Thanks for the post and the memories. My first boat was a Udisco with a wooden frame I made from some 2x8 boards and rowed by some old dinghy oars I found on the side of a buddys house. And the Mae Wests! gotta love it. Dry bags you say? How about a canvas duffel bag with your shit stuffed in a garbage bag. I need to show this video to my neighbor, Dave Evans, who was one of the original Rocky Mtn owners. He may have even been on that trip.


----------



## Schutzie (Feb 5, 2013)

CBow said:


> Thanks for the post and the memories.
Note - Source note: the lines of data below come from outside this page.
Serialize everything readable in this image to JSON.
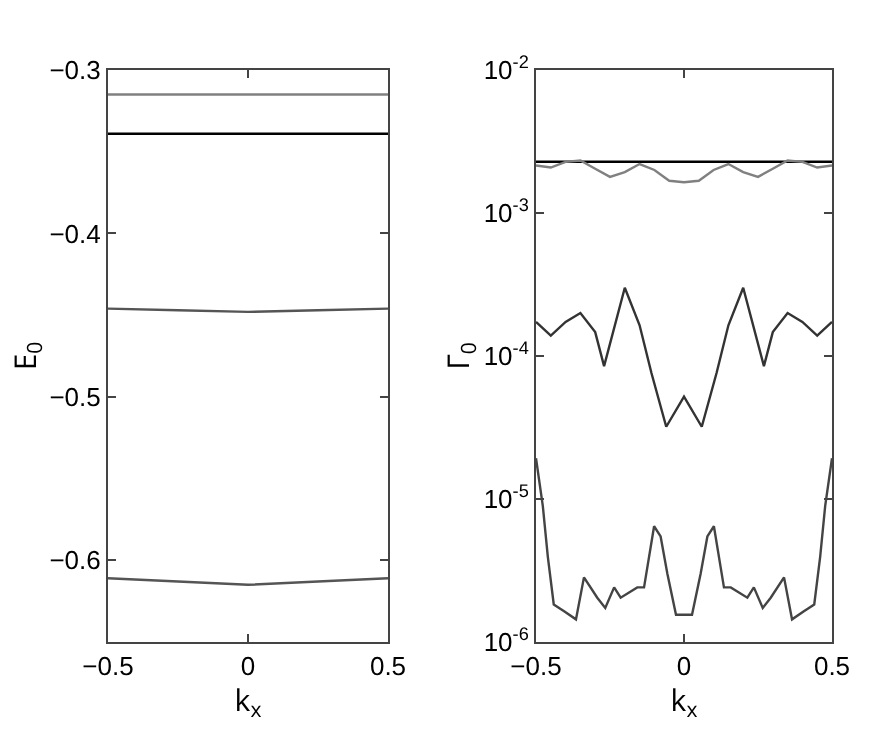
{
  "chart_data": [
    {
      "type": "line",
      "xlabel": "k$_{x}$",
      "ylabel": "E$_{0}$",
      "xlim": [
        -0.5,
        0.5
      ],
      "xticks": [
        -0.5,
        0,
        0.5
      ],
      "ylim": [
        -0.65,
        -0.3
      ],
      "yticks": [
        -0.6,
        -0.5,
        -0.4,
        -0.3
      ],
      "series": [
        {
          "color": "#808080",
          "x": [
            -0.5,
            0.5
          ],
          "values": [
            -0.315,
            -0.315
          ]
        },
        {
          "color": "#000000",
          "x": [
            -0.5,
            0.5
          ],
          "values": [
            -0.339,
            -0.339
          ]
        },
        {
          "color": "#555555",
          "x": [
            -0.5,
            -0.25,
            0,
            0.25,
            0.5
          ],
          "values": [
            -0.446,
            -0.447,
            -0.448,
            -0.447,
            -0.446
          ]
        },
        {
          "color": "#555555",
          "x": [
            -0.5,
            -0.25,
            0,
            0.25,
            0.5
          ],
          "values": [
            -0.611,
            -0.613,
            -0.615,
            -0.613,
            -0.611
          ]
        }
      ]
    },
    {
      "type": "line",
      "xlabel": "k$_{x}$",
      "ylabel": "Γ$_{0}$",
      "log": "y",
      "xlim": [
        -0.5,
        0.5
      ],
      "xticks": [
        -0.5,
        0,
        0.5
      ],
      "ylim": [
        1e-06,
        0.01
      ],
      "yticks": [
        {
          "value": 1e-06,
          "label": "10$^{-6}$"
        },
        {
          "value": 1e-05,
          "label": "10$^{-5}$"
        },
        {
          "value": 0.0001,
          "label": "10$^{-4}$"
        },
        {
          "value": 0.001,
          "label": "10$^{-3}$"
        },
        {
          "value": 0.01,
          "label": "10$^{-2}$"
        }
      ],
      "series": [
        {
          "color": "#000000",
          "x": [
            -0.5,
            0.5
          ],
          "values": [
            0.00228,
            0.00228
          ]
        },
        {
          "color": "#808080",
          "x": [
            -0.5,
            -0.45,
            -0.4,
            -0.35,
            -0.3,
            -0.25,
            -0.2,
            -0.15,
            -0.1,
            -0.05,
            0,
            0.05,
            0.1,
            0.15,
            0.2,
            0.25,
            0.3,
            0.35,
            0.4,
            0.45,
            0.5
          ],
          "values": [
            0.00215,
            0.00208,
            0.00228,
            0.00233,
            0.00204,
            0.00179,
            0.00193,
            0.0022,
            0.002,
            0.00168,
            0.00164,
            0.00168,
            0.002,
            0.0022,
            0.00193,
            0.00179,
            0.00204,
            0.00233,
            0.00228,
            0.00208,
            0.00215
          ]
        },
        {
          "color": "#333333",
          "x": [
            -0.5,
            -0.45,
            -0.4,
            -0.35,
            -0.3,
            -0.27,
            -0.2,
            -0.15,
            -0.11,
            -0.06,
            0,
            0.06,
            0.11,
            0.15,
            0.2,
            0.27,
            0.3,
            0.35,
            0.4,
            0.45,
            0.5
          ],
          "values": [
            0.000173,
            0.000139,
            0.000173,
            0.0002,
            0.000147,
            8.5e-05,
            0.0003,
            0.000164,
            7.6e-05,
            3.2e-05,
            5.2e-05,
            3.2e-05,
            7.6e-05,
            0.000164,
            0.0003,
            8.5e-05,
            0.000147,
            0.0002,
            0.000173,
            0.000139,
            0.000173
          ]
        },
        {
          "color": "#444444",
          "x": [
            -0.5,
            -0.477,
            -0.46,
            -0.44,
            -0.405,
            -0.365,
            -0.338,
            -0.293,
            -0.266,
            -0.236,
            -0.214,
            -0.158,
            -0.135,
            -0.101,
            -0.079,
            -0.056,
            -0.027,
            0,
            0.027,
            0.056,
            0.079,
            0.101,
            0.135,
            0.158,
            0.214,
            0.236,
            0.266,
            0.293,
            0.338,
            0.365,
            0.405,
            0.44,
            0.46,
            0.477,
            0.5
          ],
          "values": [
            1.93e-05,
            8.96e-06,
            3.94e-06,
            1.83e-06,
            1.64e-06,
            1.44e-06,
            2.83e-06,
            2.04e-06,
            1.73e-06,
            2.41e-06,
            2.04e-06,
            2.41e-06,
            2.41e-06,
            6.45e-06,
            5.47e-06,
            2.99e-06,
            1.55e-06,
            1.55e-06,
            1.55e-06,
            2.99e-06,
            5.47e-06,
            6.45e-06,
            2.41e-06,
            2.41e-06,
            2.04e-06,
            2.41e-06,
            1.73e-06,
            2.04e-06,
            2.83e-06,
            1.44e-06,
            1.64e-06,
            1.83e-06,
            3.94e-06,
            8.96e-06,
            1.93e-05
          ]
        }
      ]
    }
  ]
}
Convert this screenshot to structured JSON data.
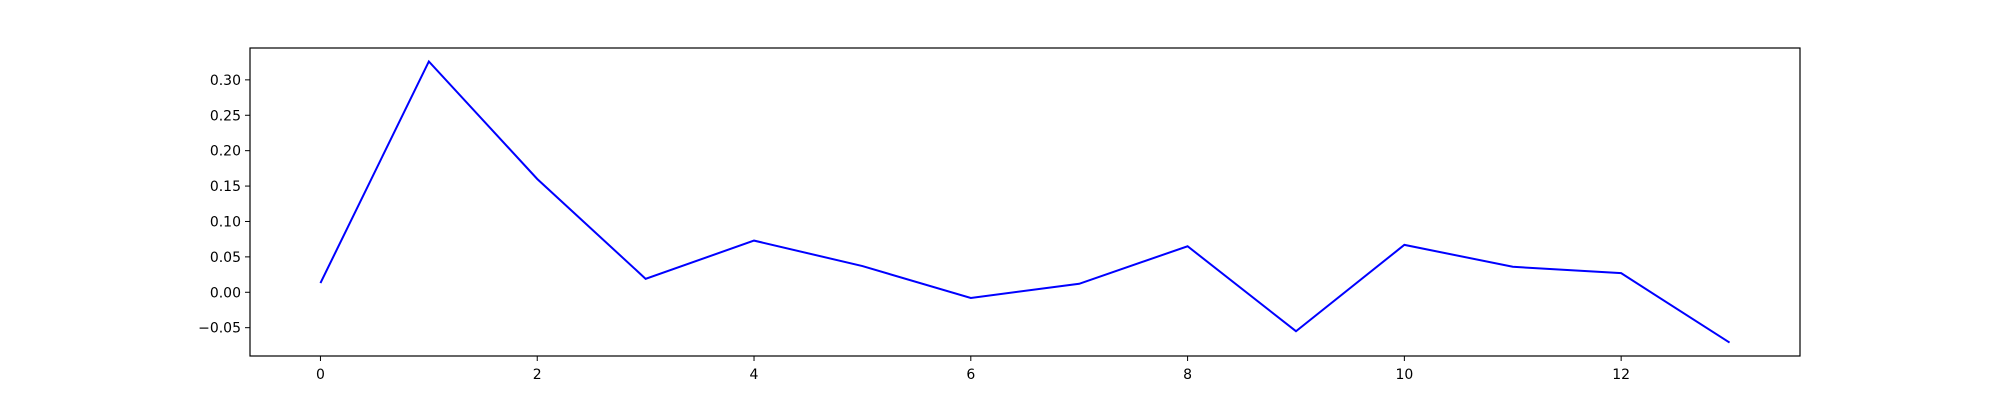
{
  "chart_data": {
    "type": "line",
    "title": "",
    "xlabel": "",
    "ylabel": "",
    "xlim": [
      -0.65,
      13.65
    ],
    "ylim": [
      -0.09,
      0.345
    ],
    "x_ticks": [
      0,
      2,
      4,
      6,
      8,
      10,
      12
    ],
    "x_tick_labels": [
      "0",
      "2",
      "4",
      "6",
      "8",
      "10",
      "12"
    ],
    "y_ticks": [
      -0.05,
      0.0,
      0.05,
      0.1,
      0.15,
      0.2,
      0.25,
      0.3
    ],
    "y_tick_labels": [
      "−0.05",
      "0.00",
      "0.05",
      "0.10",
      "0.15",
      "0.20",
      "0.25",
      "0.30"
    ],
    "grid": false,
    "legend": "none",
    "series": [
      {
        "color": "#0000ff",
        "x": [
          0,
          1,
          2,
          3,
          4,
          5,
          6,
          7,
          8,
          9,
          10,
          11,
          12,
          13
        ],
        "values": [
          0.013,
          0.326,
          0.16,
          0.019,
          0.073,
          0.037,
          -0.008,
          0.012,
          0.065,
          -0.055,
          0.067,
          0.036,
          0.027,
          -0.071
        ]
      }
    ]
  }
}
My first boat was a Udisco with a wooden frame I made from some 2x8 boards and rowed by some old dinghy oars I found on the side of a buddys house. And the Mae Wests! gotta love it. Dry bags you say? How about a canvas duffel bag with your shit stuffed in a garbage bag. I need to show this video to my neighbor, Dave Evans, who was one of the original Rocky Mtn owners. He may have even been on that trip.


I don't think Dave was on that trip, but say hi to him for me and remind him; we have a RMRE reunion in Kremmling Sept. 13-15; he can contact me for details.


----------



## CBow (Aug 26, 2007)

Thanks schutzie, will do. I think he mentioned something about a reunion.


----------